Fun That Kills.

 •  2 min. read  •  grade level: 6
 
Tragic Fun.
The newspaper once reported, with all its gruesome details, an occurrence which, horrible as it is, I shall relate, briefly, for the sake of the lesson which it so forcibly teaches.
A laborer, John Douidi, was asleep, at 4:30 A. M., in front of a furnace in a Pittsburg steel foundry. A craneman spied him, and at once was seized by the thought of a huge joke. He told several other workmen of his plan, and with many chuckles they obtained a five-gallon can of benzine.
Mounting the traveling crane and moving along till he was directly over the sleeper, the brilliant joker poured the benzine upon him.
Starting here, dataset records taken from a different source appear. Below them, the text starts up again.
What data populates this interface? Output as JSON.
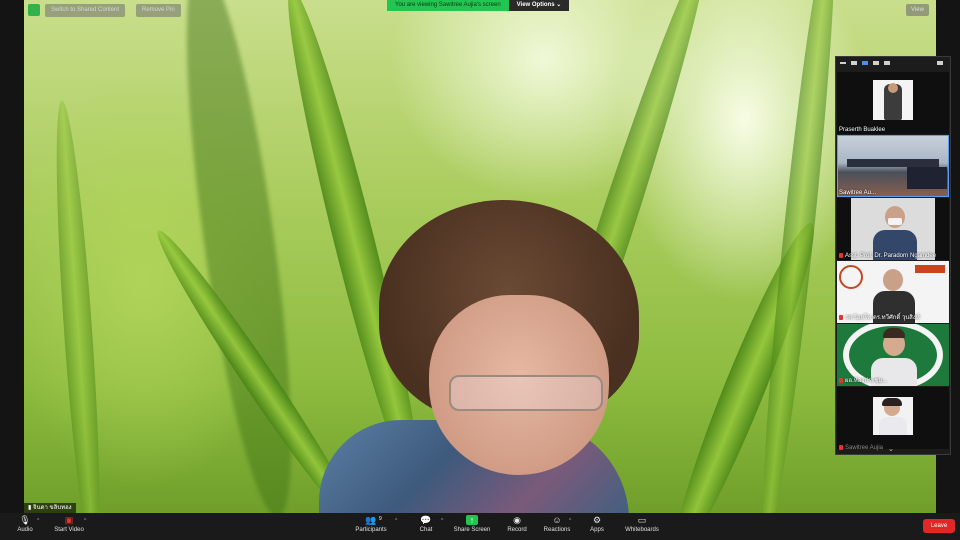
{
  "banner": {
    "switch_label": "Switch to Shared Content",
    "remove_pin_label": "Remove Pin",
    "viewing_text": "You are viewing Sawitree Aujia's screen",
    "view_options_label": "View Options",
    "view_label": "View"
  },
  "main_video": {
    "name_label": "จินดา ขลิบทอง"
  },
  "gallery": {
    "tiles": [
      {
        "name": "Praserth Buaklee",
        "muted": false
      },
      {
        "name": "Sawitree Au...",
        "muted": false
      },
      {
        "name": "Asst. Prof. Dr. Paradorn Ngamdee",
        "muted": true
      },
      {
        "name": "รศ.ร้อยโท ดร.ทวีศักดิ์ วุบสิงห์",
        "muted": true
      },
      {
        "name": "ผอ.ห้องประชุม...",
        "muted": true
      },
      {
        "name": "",
        "muted": false
      },
      {
        "name": "Sawitree Aujia",
        "muted": true
      }
    ],
    "more_icon": "chevron-down-icon"
  },
  "toolbar": {
    "audio_label": "Audio",
    "video_label": "Start Video",
    "participants_label": "Participants",
    "participants_count": "9",
    "chat_label": "Chat",
    "share_label": "Share Screen",
    "record_label": "Record",
    "reactions_label": "Reactions",
    "apps_label": "Apps",
    "whiteboards_label": "Whiteboards",
    "leave_label": "Leave"
  },
  "colors": {
    "share_green": "#23c552",
    "leave_red": "#e02828",
    "toolbar_bg": "#1a1a1a"
  }
}
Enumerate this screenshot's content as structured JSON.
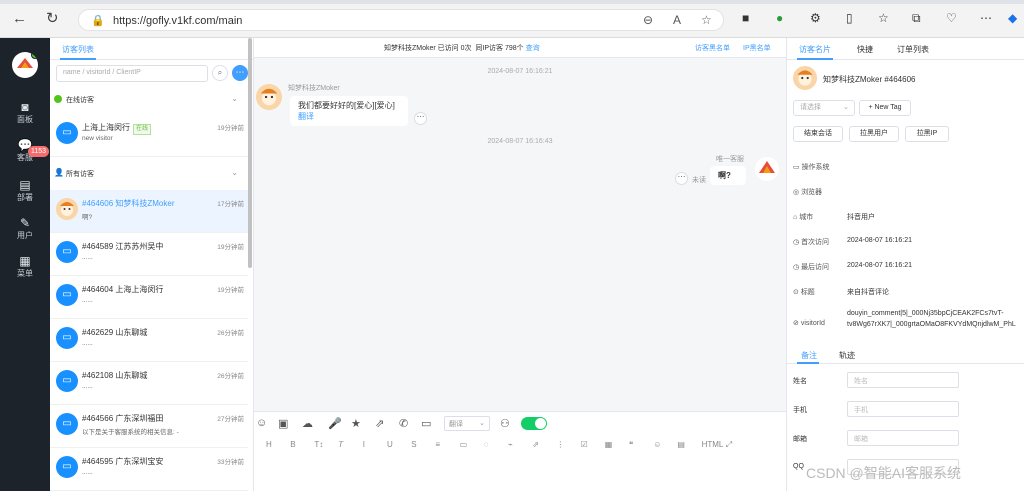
{
  "browser": {
    "url": "https://gofly.v1kf.com/main"
  },
  "sidebar": {
    "items": [
      "面板",
      "客服",
      "部署",
      "用户",
      "菜单"
    ],
    "badge": "1153"
  },
  "visitors": {
    "tab": "访客列表",
    "search_placeholder": "name / visitorId / ClientIP",
    "online_group": "在线访客",
    "all_group": "所有访客",
    "online": [
      {
        "name": "上海上海闵行",
        "tag": "在线",
        "time": "19分钟前",
        "msg": "new visitor"
      }
    ],
    "list": [
      {
        "name": "#464606 知梦科技ZMoker",
        "time": "17分钟前",
        "msg": "啊?"
      },
      {
        "name": "#464589 江苏苏州吴中",
        "time": "19分钟前",
        "msg": "......"
      },
      {
        "name": "#464604 上海上海闵行",
        "time": "19分钟前",
        "msg": "......"
      },
      {
        "name": "#462629 山东聊城",
        "time": "26分钟前",
        "msg": "......"
      },
      {
        "name": "#462108 山东聊城",
        "time": "26分钟前",
        "msg": "......"
      },
      {
        "name": "#464566 广东深圳福田",
        "time": "27分钟前",
        "msg": "以下是关于客服系统的相关信息: -"
      },
      {
        "name": "#464595 广东深圳宝安",
        "time": "33分钟前",
        "msg": "......"
      }
    ]
  },
  "chat": {
    "header": {
      "prefix": "知梦科技ZMoker 已访问 0次",
      "same_ip": "同IP访客",
      "count": "798个",
      "query": "查询",
      "blacklist": "访客黑名单",
      "ip_blacklist": "IP黑名单"
    },
    "messages": [
      {
        "time": "2024-08-07 16:16:21",
        "sender": "知梦科技ZMoker",
        "text": "我们都要好好的[爱心][爱心]",
        "translate": "翻译"
      },
      {
        "time": "2024-08-07 16:16:43",
        "sender": "唯一客服",
        "text": "啊?",
        "status": "未读"
      }
    ],
    "toolbar": {
      "translate": "翻译",
      "fmt": [
        "H",
        "B",
        "T↕",
        "𝑇",
        "I",
        "U",
        "S",
        "≡",
        "▭",
        "◌",
        "⌁",
        "⇗",
        "⋮",
        "☑",
        "▦",
        "❝",
        "☺",
        "▤",
        "HTML",
        "⤢"
      ]
    }
  },
  "info": {
    "tabs": [
      "访客名片",
      "快捷",
      "订单列表"
    ],
    "name": "知梦科技ZMoker #464606",
    "select_placeholder": "请选择",
    "new_tag": "+ New Tag",
    "buttons": [
      "结束会话",
      "拉黑用户",
      "拉黑IP"
    ],
    "rows": [
      {
        "k": "操作系统",
        "v": ""
      },
      {
        "k": "浏览器",
        "v": ""
      },
      {
        "k": "城市",
        "v": "抖音用户"
      },
      {
        "k": "首次访问",
        "v": "2024-08-07 16:16:21"
      },
      {
        "k": "最后访问",
        "v": "2024-08-07 16:16:21"
      },
      {
        "k": "标题",
        "v": "来自抖音评论"
      },
      {
        "k": "visitorId",
        "v": "douyin_comment|5|_000Nj35bpCjCEAK2FCs7tvT-",
        "v2": "tv8Wg67rXK7|_000grtaOMaO8FKVYdMQnjdlwM_PhL"
      }
    ],
    "note_tabs": [
      "备注",
      "轨迹"
    ],
    "fields": [
      {
        "label": "姓名",
        "placeholder": "姓名"
      },
      {
        "label": "手机",
        "placeholder": "手机"
      },
      {
        "label": "邮箱",
        "placeholder": "邮箱"
      },
      {
        "label": "QQ",
        "placeholder": ""
      }
    ]
  },
  "watermark": "CSDN @智能AI客服系统"
}
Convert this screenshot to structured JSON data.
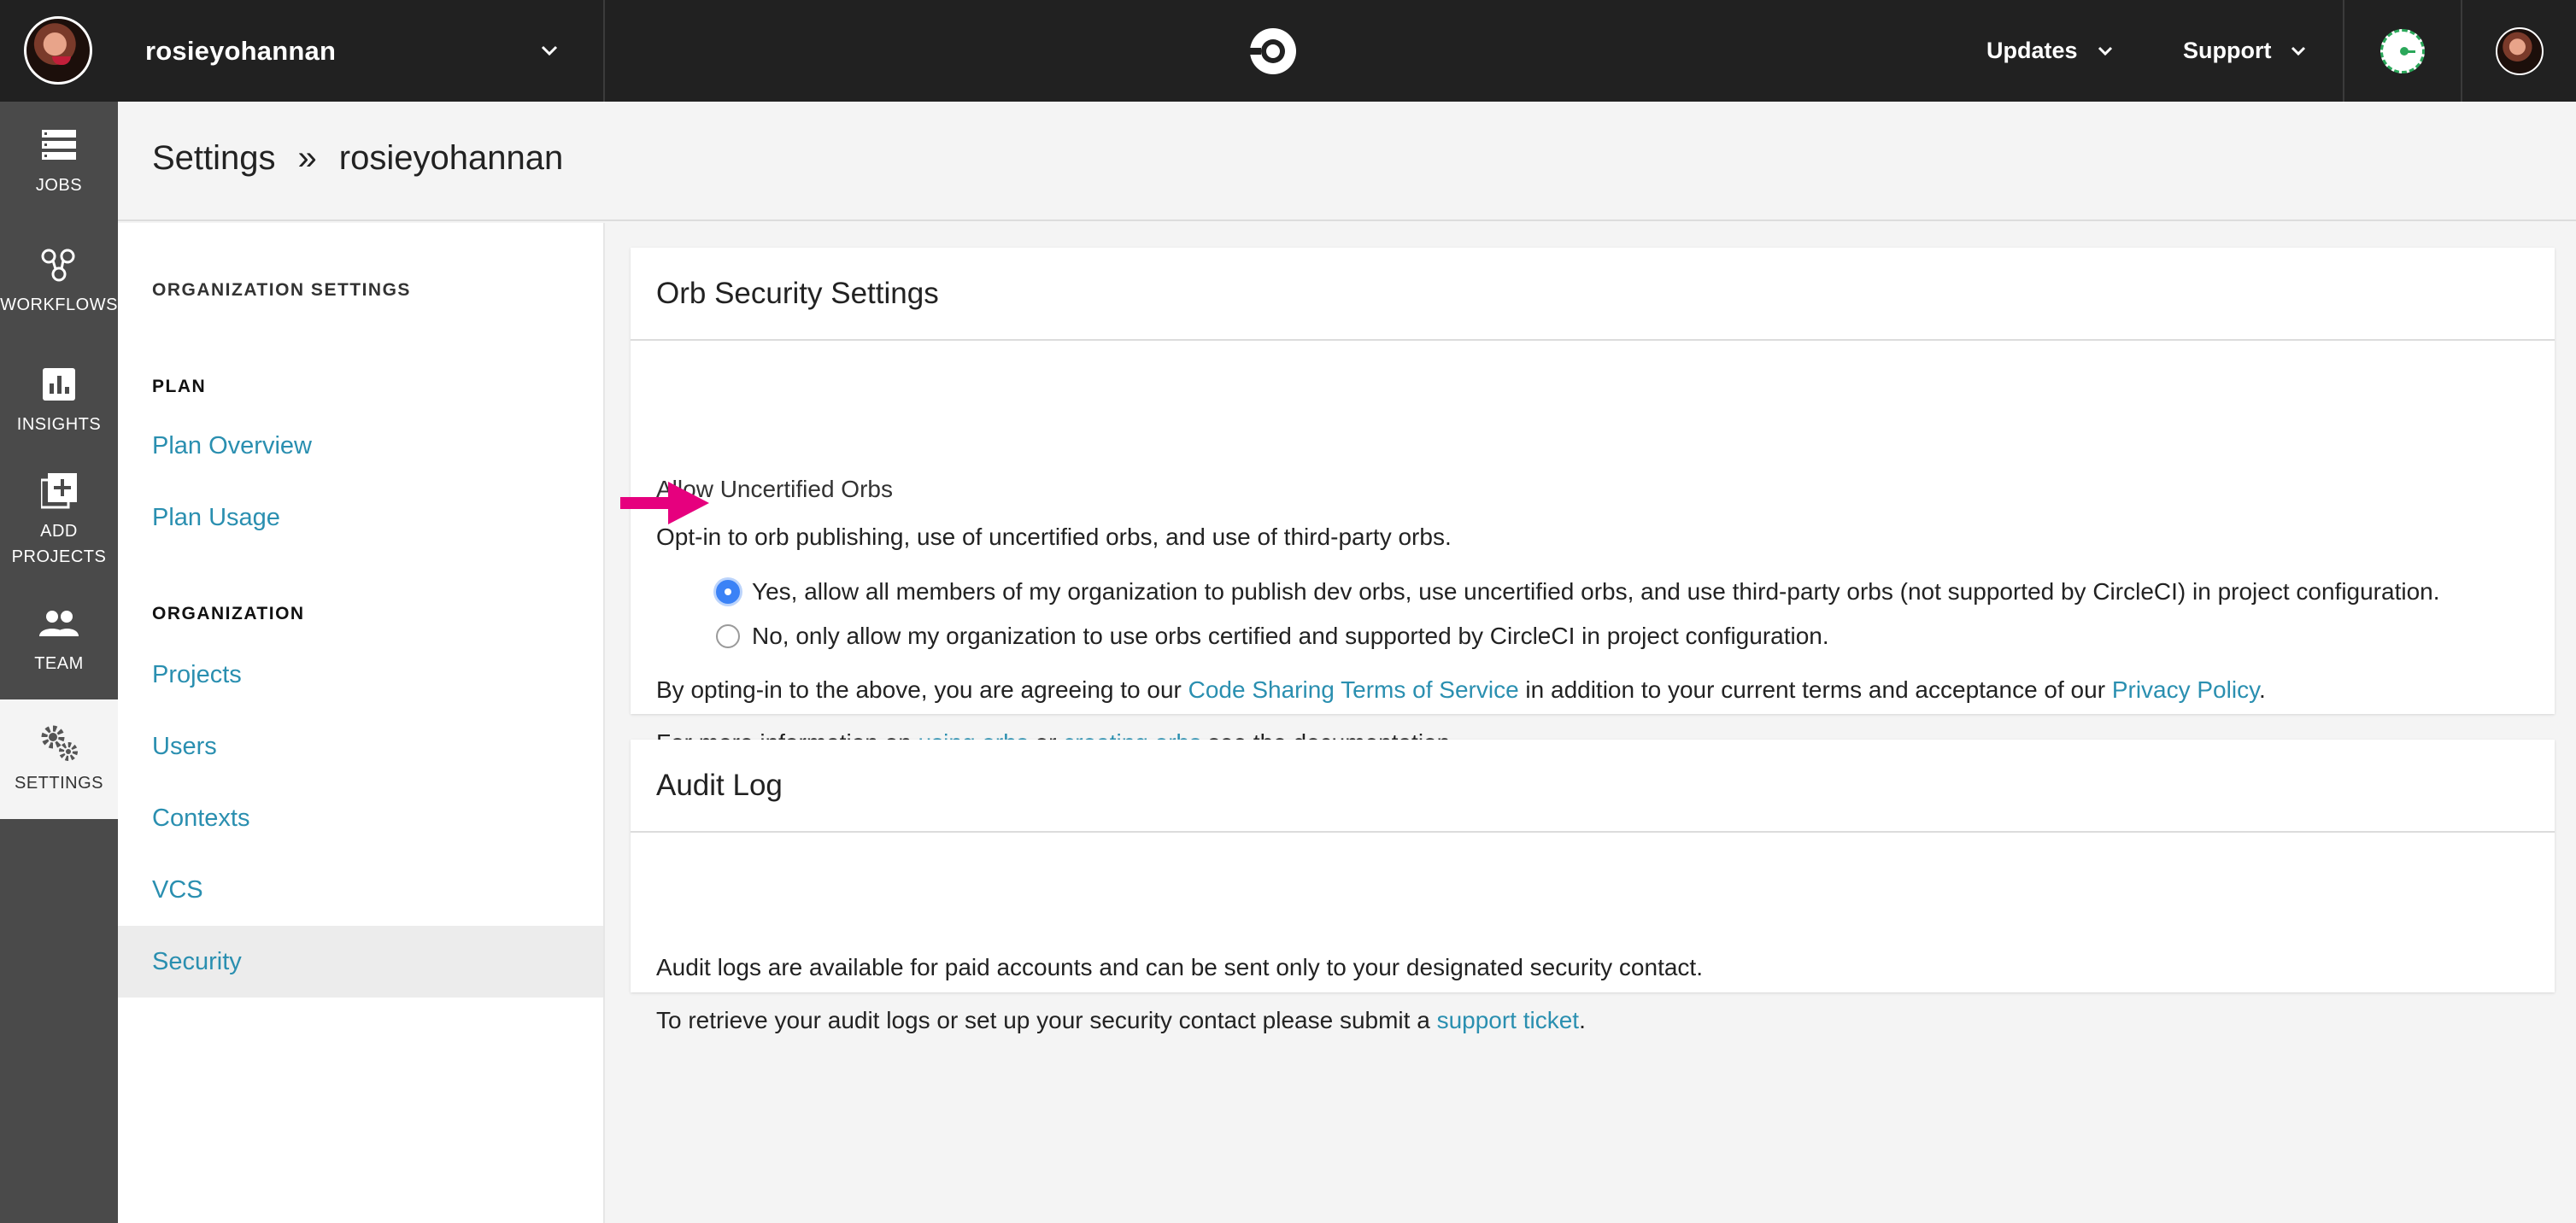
{
  "topbar": {
    "org_name": "rosieyohannan",
    "icons": {
      "avatar": "user-avatar",
      "org_dropdown": "chevron-down-icon",
      "logo": "circleci-logo",
      "status": "status-ring-icon",
      "user_avatar": "user-avatar-small"
    },
    "nav": [
      {
        "label": "Updates"
      },
      {
        "label": "Support"
      }
    ]
  },
  "rail": {
    "items": [
      {
        "label": "JOBS",
        "icon": "jobs-icon"
      },
      {
        "label": "WORKFLOWS",
        "icon": "workflows-icon"
      },
      {
        "label": "INSIGHTS",
        "icon": "insights-icon"
      },
      {
        "label": "ADD PROJECTS",
        "line1": "ADD",
        "line2": "PROJECTS",
        "icon": "add-projects-icon"
      },
      {
        "label": "TEAM",
        "icon": "team-icon"
      },
      {
        "label": "SETTINGS",
        "icon": "settings-icon",
        "active": true
      }
    ]
  },
  "header": {
    "breadcrumb": [
      "Settings",
      "»",
      "rosieyohannan"
    ]
  },
  "subnav": {
    "title": "ORGANIZATION SETTINGS",
    "plan_title": "PLAN",
    "plan_links": [
      "Plan Overview",
      "Plan Usage"
    ],
    "org_title": "ORGANIZATION",
    "org_links": [
      "Projects",
      "Users",
      "Contexts",
      "VCS",
      "Security"
    ],
    "active": "Security"
  },
  "orb_security": {
    "title": "Orb Security Settings",
    "subtitle": "Allow Uncertified Orbs",
    "description": "Opt-in to orb publishing, use of uncertified orbs, and use of third-party orbs.",
    "options": [
      {
        "label": "Yes, allow all members of my organization to publish dev orbs, use uncertified orbs, and use third-party orbs (not supported by CircleCI) in project configuration.",
        "selected": true
      },
      {
        "label": "No, only allow my organization to use orbs certified and supported by CircleCI in project configuration.",
        "selected": false
      }
    ],
    "agree_prefix": "By opting-in to the above, you are agreeing to our ",
    "agree_link1": "Code Sharing Terms of Service",
    "agree_middle": " in addition to your current terms and acceptance of our ",
    "agree_link2": "Privacy Policy",
    "agree_suffix": ".",
    "info_prefix": "For more information on ",
    "info_link1": "using orbs",
    "info_middle": " or ",
    "info_link2": "creating orbs",
    "info_suffix": " see the documentation."
  },
  "audit_log": {
    "title": "Audit Log",
    "line1": "Audit logs are available for paid accounts and can be sent only to your designated security contact.",
    "line2_prefix": "To retrieve your audit logs or set up your security contact please submit a ",
    "line2_link": "support ticket",
    "line2_suffix": "."
  },
  "colors": {
    "topbar": "#212121",
    "rail": "#4a4a4a",
    "link": "#2a8fb0",
    "radio_selected": "#3b82f6",
    "annotation_arrow": "#e6007e"
  }
}
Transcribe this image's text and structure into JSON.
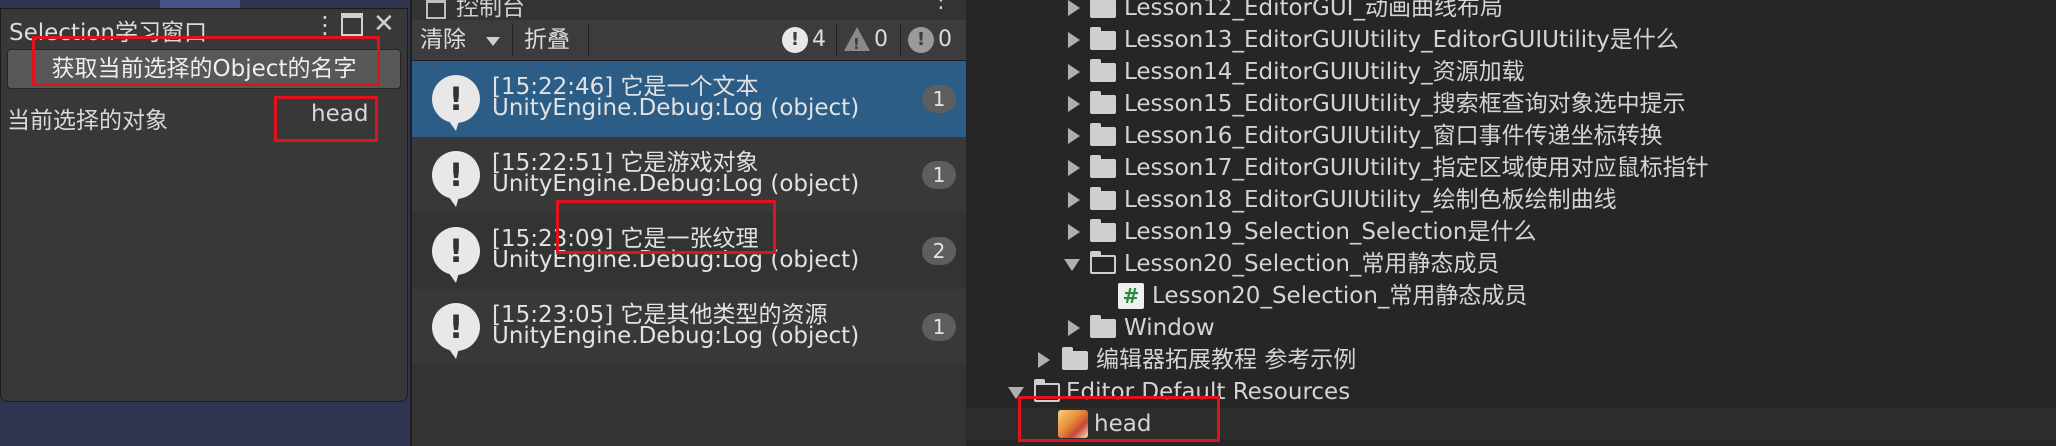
{
  "selection_window": {
    "title": "Selection学习窗口",
    "menu_icon": "kebab-menu-icon",
    "maximize_icon": "maximize-icon",
    "close_icon": "close-icon",
    "button_label": "获取当前选择的Object的名字",
    "field_label": "当前选择的对象",
    "field_value": "head"
  },
  "console": {
    "tab_label": "控制台",
    "menu": "⋮",
    "toolbar": {
      "clear_label": "清除",
      "collapse_label": "折叠",
      "info_count": "4",
      "warning_count": "0",
      "error_count": "0"
    },
    "logs": [
      {
        "line1": "[15:22:46] 它是一个文本",
        "line2": "UnityEngine.Debug:Log (object)",
        "count": "1",
        "selected": true
      },
      {
        "line1": "[15:22:51] 它是游戏对象",
        "line2": "UnityEngine.Debug:Log (object)",
        "count": "1",
        "selected": false
      },
      {
        "line1": "[15:23:09] 它是一张纹理",
        "line2": "UnityEngine.Debug:Log (object)",
        "count": "2",
        "selected": false
      },
      {
        "line1": "[15:23:05] 它是其他类型的资源",
        "line2": "UnityEngine.Debug:Log (object)",
        "count": "1",
        "selected": false
      }
    ]
  },
  "project_tree": {
    "items": [
      {
        "label": "Lesson12_EditorGUI_动画曲线布局"
      },
      {
        "label": "Lesson13_EditorGUIUtility_EditorGUIUtility是什么"
      },
      {
        "label": "Lesson14_EditorGUIUtility_资源加载"
      },
      {
        "label": "Lesson15_EditorGUIUtility_搜索框查询对象选中提示"
      },
      {
        "label": "Lesson16_EditorGUIUtility_窗口事件传递坐标转换"
      },
      {
        "label": "Lesson17_EditorGUIUtility_指定区域使用对应鼠标指针"
      },
      {
        "label": "Lesson18_EditorGUIUtility_绘制色板绘制曲线"
      },
      {
        "label": "Lesson19_Selection_Selection是什么"
      },
      {
        "label": "Lesson20_Selection_常用静态成员"
      },
      {
        "label": "Lesson20_Selection_常用静态成员"
      },
      {
        "label": "Window"
      },
      {
        "label": "编辑器拓展教程 参考示例"
      },
      {
        "label": "Editor Default Resources"
      },
      {
        "label": "head"
      }
    ]
  },
  "colors": {
    "highlight_red": "#e0121e",
    "selected_log": "#2c5d87",
    "panel": "#383838"
  }
}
Part of it splashed into the furnace, and in an instant Douidi was swathed in flames, which burned his body to a crisp and killed him immediately. The joker, as I write, is fleeing from the officers of the law.
I do not tell this story to shock you, though it is one whose horrors do not soon fade from the memory. I tell it that you may see in it the type of a certain very common kind of fun.
It is the fun that is wholly absorbed in itself, and takes no thought for consequences. It points a pistol at a timid person, and “did not know that it was loaded." It pulls chairs from under those who are about to sit down. In college initiations it brands boys and girls for life with fire and acids. It trips folks up with stretched wires. It enters into realms that are even more perilous, and purely for " the fun of it " lets loose sly innuendos and sentences of double meaning that blast one's reputation like the breath a fiery furnace.
“I didn't mean any harm. I didn't think." Thus the fool excuses himself to himself. Not thus, however, do other men excuse him; not thus is he excused by the Judge of all. For thoughtless mischief springs from thoughtless living, that supremely selfish form of life which is reckless of results if only it has its petty way. And such selfishness is a deadly sin.